Powalone drzewa i zerwane dachy z domów i budynków gospodarczych. To głównie do takich akcji jeździli strażacy z Ostrzeszowa w ostatnich dniach. Pracy mieli bardzo dużo. Do wczoraj przeprowadzili 88 interwencji. Straty po wichurach są duże, ale na szczęście nikt nie stracił zdrowia i życia.
W 33 przypadkach zgłoszenia dotyczyły zerwanych i uszkodzonych dachów na budynkach mieszkalnych, gospodarczych i stodołach. W niektórych przypadkach, doszło nawet do częściowego zawalenia się obiektów co przyczyniło się do bardzo dużych strat materialnych, które w sumie oszacowano na ponad 700 tys. zł.

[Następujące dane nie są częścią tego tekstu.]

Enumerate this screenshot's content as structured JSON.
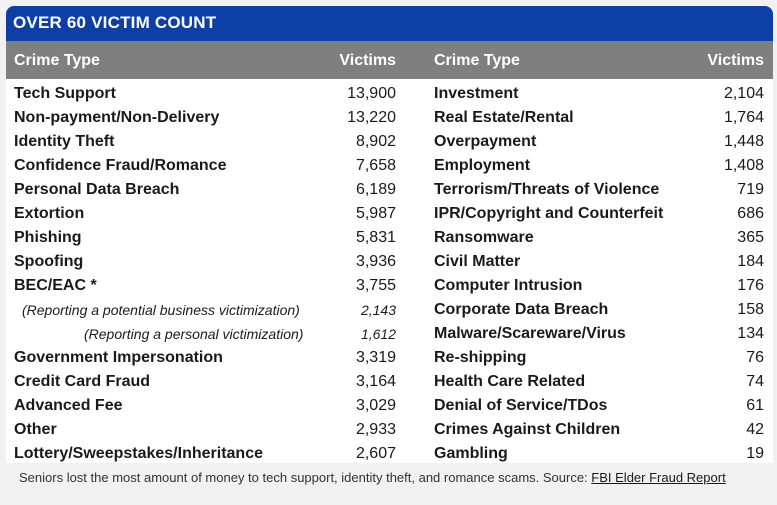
{
  "title": "OVER 60 VICTIM COUNT",
  "headers": {
    "crime_type_left": "Crime Type",
    "victims_left": "Victims",
    "crime_type_right": "Crime Type",
    "victims_right": "Victims"
  },
  "rows": [
    {
      "left_type": "Tech Support",
      "left_victims": "13,900",
      "right_type": "Investment",
      "right_victims": "2,104"
    },
    {
      "left_type": "Non-payment/Non-Delivery",
      "left_victims": "13,220",
      "right_type": "Real Estate/Rental",
      "right_victims": "1,764"
    },
    {
      "left_type": "Identity Theft",
      "left_victims": "8,902",
      "right_type": "Overpayment",
      "right_victims": "1,448"
    },
    {
      "left_type": "Confidence Fraud/Romance",
      "left_victims": "7,658",
      "right_type": "Employment",
      "right_victims": "1,408"
    },
    {
      "left_type": "Personal Data Breach",
      "left_victims": "6,189",
      "right_type": "Terrorism/Threats of Violence",
      "right_victims": "719"
    },
    {
      "left_type": "Extortion",
      "left_victims": "5,987",
      "right_type": "IPR/Copyright and Counterfeit",
      "right_victims": "686"
    },
    {
      "left_type": "Phishing",
      "left_victims": "5,831",
      "right_type": "Ransomware",
      "right_victims": "365"
    },
    {
      "left_type": "Spoofing",
      "left_victims": "3,936",
      "right_type": "Civil Matter",
      "right_victims": "184"
    },
    {
      "left_type": "BEC/EAC *",
      "left_victims": "3,755",
      "right_type": "Computer Intrusion",
      "right_victims": "176"
    },
    {
      "left_type": "(Reporting a potential business victimization)",
      "left_victims": "2,143",
      "right_type": "Corporate Data Breach",
      "right_victims": "158",
      "left_style": "sub1"
    },
    {
      "left_type": "(Reporting a personal victimization)",
      "left_victims": "1,612",
      "right_type": "Malware/Scareware/Virus",
      "right_victims": "134",
      "left_style": "sub2"
    },
    {
      "left_type": "Government Impersonation",
      "left_victims": "3,319",
      "right_type": "Re-shipping",
      "right_victims": "76"
    },
    {
      "left_type": "Credit Card Fraud",
      "left_victims": "3,164",
      "right_type": "Health Care Related",
      "right_victims": "74"
    },
    {
      "left_type": "Advanced Fee",
      "left_victims": "3,029",
      "right_type": "Denial of Service/TDos",
      "right_victims": "61"
    },
    {
      "left_type": "Other",
      "left_victims": "2,933",
      "right_type": "Crimes Against Children",
      "right_victims": "42"
    },
    {
      "left_type": "Lottery/Sweepstakes/Inheritance",
      "left_victims": "2,607",
      "right_type": "Gambling",
      "right_victims": "19"
    }
  ],
  "caption": {
    "text": "Seniors lost the most amount of money to tech support, identity theft, and romance scams. Source: ",
    "link_text": "FBI Elder Fraud Report"
  },
  "colors": {
    "title_bg": "#0d3fa6",
    "header_bg": "#7f7f7f"
  }
}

Mówi mł. kpt. Radosław Gatkowski z Komendy Powiatowej Państwowej Straży Pożarnej w Ostrzeszowie.
Nawałnice najbardziej dały się we znaki mieszkańcom miasta i gminy Ostrzeszów. Tu strażacy przeprowadzili najwięcej, bo 30 akcji. Nieco mniej, bo kilkanaście razy interweniowali w Kobylej Górze i Mikstacie. Łącznie w działaniach wzięło udział 120 strażaków z 25 jednostek pożarniczych.